If you create your own velocity.properties file (refer to the Velocity Developer's Guide for more information), you can place it in the root of the portlet application directory, and the VelocityPortlet code will discover and load it. If you wish to place it else where, provide it's absolute path from the root of the portlet application as an init parameter with the name of org.apache.velocity.properties. For example, if you create a velocity.properties file and place it in /WEB-INF/velocity.properties, then add the following to your portlet.xml:

        ...
        <init-param>
            <name>org.apache.velocity.properties</name>
            <value>/WEB-INF/velocity.properties</value>
        </init-param>
        ...
        

Default Templates

To specify the default template for the portlet to use when in view mode, set the init-param with name default-view. For example:

        ...
        <init-param>
            <name>default-view</name>
            <value>my-view.vm</value>
        </init-param>
        ...
        

Likewise, you can set the default edit and help mode templates using the default-edit and default-help init params.

Alternatively, you could use the built-in defaults and name your view, edit and help default templates view.vm, edit.vm, and help.vm respectively. In this case, init params aren't required.

Miscellany

Macros

If your old Velocity portlets made use of macros provided by Jetspeed or other macros, you'll need to similarly port those as well. You then need to place your Velocity macros file in the same directory as your templates.

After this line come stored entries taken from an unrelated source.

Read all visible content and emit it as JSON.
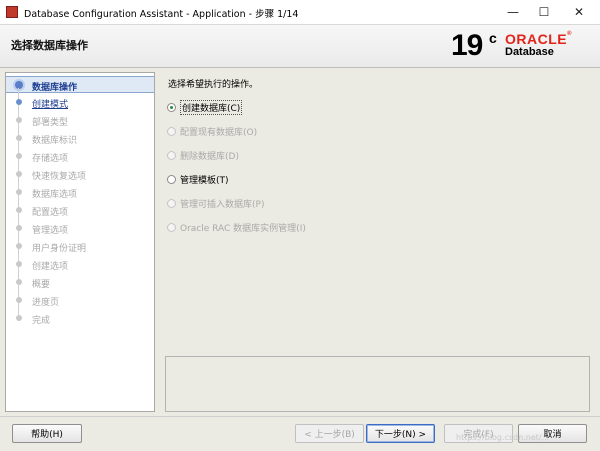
{
  "window": {
    "title": "Database Configuration Assistant - Application - 步骤 1/14",
    "minimize_glyph": "—",
    "maximize_glyph": "☐",
    "close_glyph": "✕"
  },
  "header": {
    "step_title": "选择数据库操作",
    "logo": {
      "version": "19",
      "superscript": "c",
      "brand": "ORACLE",
      "registered": "®",
      "product": "Database",
      "brand_color": "#e2231a"
    }
  },
  "nav": {
    "items": [
      {
        "label": "数据库操作",
        "state": "current"
      },
      {
        "label": "创建模式",
        "state": "link"
      },
      {
        "label": "部署类型",
        "state": "disabled"
      },
      {
        "label": "数据库标识",
        "state": "disabled"
      },
      {
        "label": "存储选项",
        "state": "disabled"
      },
      {
        "label": "快速恢复选项",
        "state": "disabled"
      },
      {
        "label": "数据库选项",
        "state": "disabled"
      },
      {
        "label": "配置选项",
        "state": "disabled"
      },
      {
        "label": "管理选项",
        "state": "disabled"
      },
      {
        "label": "用户身份证明",
        "state": "disabled"
      },
      {
        "label": "创建选项",
        "state": "disabled"
      },
      {
        "label": "概要",
        "state": "disabled"
      },
      {
        "label": "进度页",
        "state": "disabled"
      },
      {
        "label": "完成",
        "state": "disabled"
      }
    ],
    "current_color": "#1d3f91"
  },
  "content": {
    "prompt": "选择希望执行的操作。",
    "options": [
      {
        "label": "创建数据库(C)",
        "checked": true,
        "enabled": true
      },
      {
        "label": "配置现有数据库(O)",
        "checked": false,
        "enabled": false
      },
      {
        "label": "删除数据库(D)",
        "checked": false,
        "enabled": false
      },
      {
        "label": "管理模板(T)",
        "checked": false,
        "enabled": true
      },
      {
        "label": "管理可插入数据库(P)",
        "checked": false,
        "enabled": false
      },
      {
        "label": "Oracle RAC 数据库实例管理(I)",
        "checked": false,
        "enabled": false
      }
    ]
  },
  "footer": {
    "help": "帮助(H)",
    "back": "< 上一步(B)",
    "next": "下一步(N) >",
    "finish": "完成(F)",
    "cancel": "取消"
  },
  "watermark": "https://blog.csdn.net/..."
}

Portlet Help Documentation

You may have create links in your portlet which cause a pop-up window when clicked with help documentation. Or you may have used some other mechanism to get help documentation to the user through your portlet. Now that there is a standard help portlet mode, consider making your help documentation available via this mechanism instead.

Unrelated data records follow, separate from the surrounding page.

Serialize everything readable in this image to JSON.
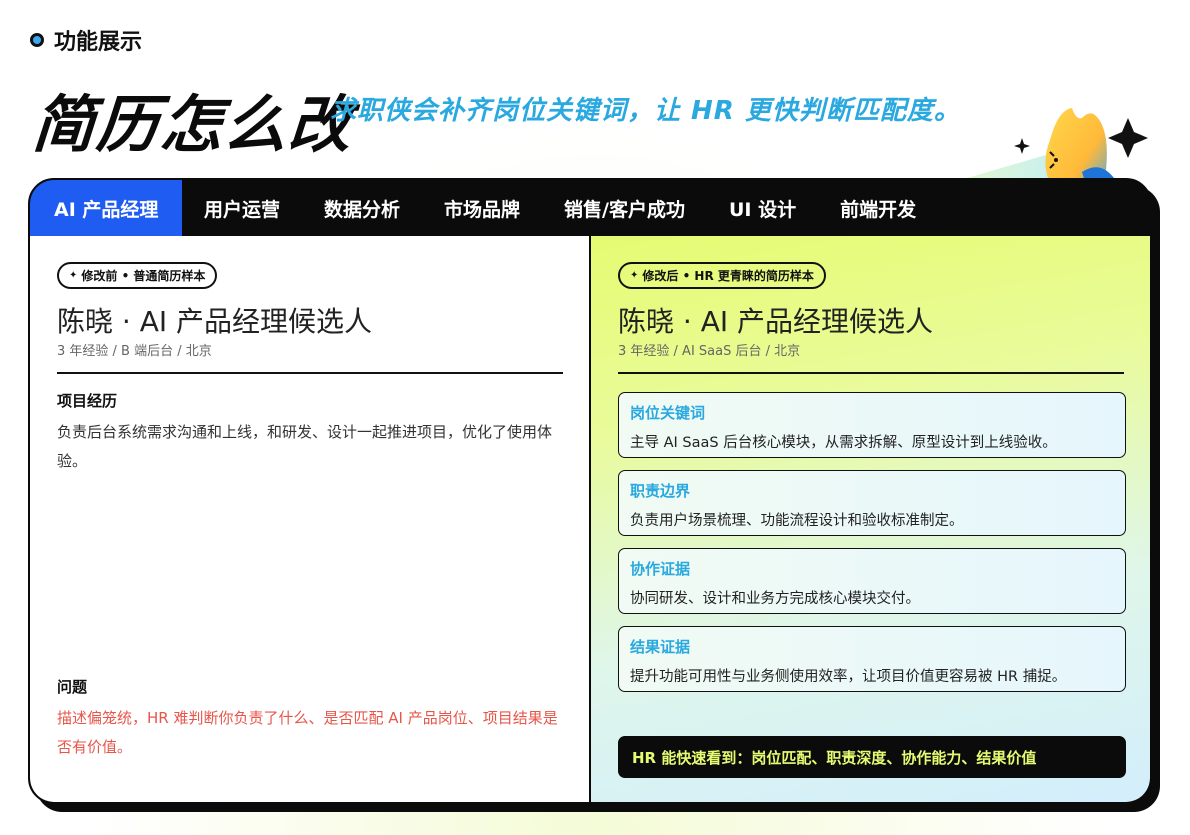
{
  "header": {
    "section_label": "功能展示",
    "title": "简历怎么改",
    "subtitle": "求职侠会补齐岗位关键词，让 HR 更快判断匹配度。"
  },
  "tabs": [
    {
      "label": "AI 产品经理",
      "active": true
    },
    {
      "label": "用户运营",
      "active": false
    },
    {
      "label": "数据分析",
      "active": false
    },
    {
      "label": "市场品牌",
      "active": false
    },
    {
      "label": "销售/客户成功",
      "active": false
    },
    {
      "label": "UI 设计",
      "active": false
    },
    {
      "label": "前端开发",
      "active": false
    }
  ],
  "before": {
    "badge": "修改前 • 普通简历样本",
    "name": "陈晓 · AI 产品经理候选人",
    "meta": "3 年经验 / B 端后台 / 北京",
    "project_title": "项目经历",
    "project_text": "负责后台系统需求沟通和上线，和研发、设计一起推进项目，优化了使用体验。",
    "problem_title": "问题",
    "problem_text": "描述偏笼统，HR 难判断你负责了什么、是否匹配 AI 产品岗位、项目结果是否有价值。"
  },
  "after": {
    "badge": "修改后 • HR 更青睐的简历样本",
    "name": "陈晓 · AI 产品经理候选人",
    "meta": "3 年经验 / AI SaaS 后台 / 北京",
    "items": [
      {
        "title": "岗位关键词",
        "text": "主导 AI SaaS 后台核心模块，从需求拆解、原型设计到上线验收。"
      },
      {
        "title": "职责边界",
        "text": "负责用户场景梳理、功能流程设计和验收标准制定。"
      },
      {
        "title": "协作证据",
        "text": "协同研发、设计和业务方完成核心模块交付。"
      },
      {
        "title": "结果证据",
        "text": "提升功能可用性与业务侧使用效率，让项目价值更容易被 HR 捕捉。"
      }
    ],
    "summary": "HR 能快速看到：岗位匹配、职责深度、协作能力、结果价值"
  },
  "colors": {
    "accent_blue": "#1f5cf2",
    "keyword_cyan": "#2aa8e0",
    "warn_red": "#e8564a",
    "lime": "#e6fb72"
  }
}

Action and Render Methods Calling Each Other

One of the things that one could do with the older API was have an action (i.e., "doSomething") method call one of the buildXXXContext methods rather trivially. This is a little bit trickier with JSR 168. You can't do this, for example:

        doSomething(ActionRequest request, ActionResponse response,
                    Context context) {
        ...
            buildViewContext(request, response, context);
        ...
        }
        

The reason this doesn't work is that an ActionRequest object doesn't cast to a RenderRequest object and likewise for the response objects. In the case that you have code in your action method or buildXXXContext method that you wish to be called by other methods, put that code into a different function like so:

        setupContext(PortletRequest request, PortletResponse response,
                     Context context) {
        ...
        }
        

You'll be able to call this method from either a buildXXXContext method or an action method.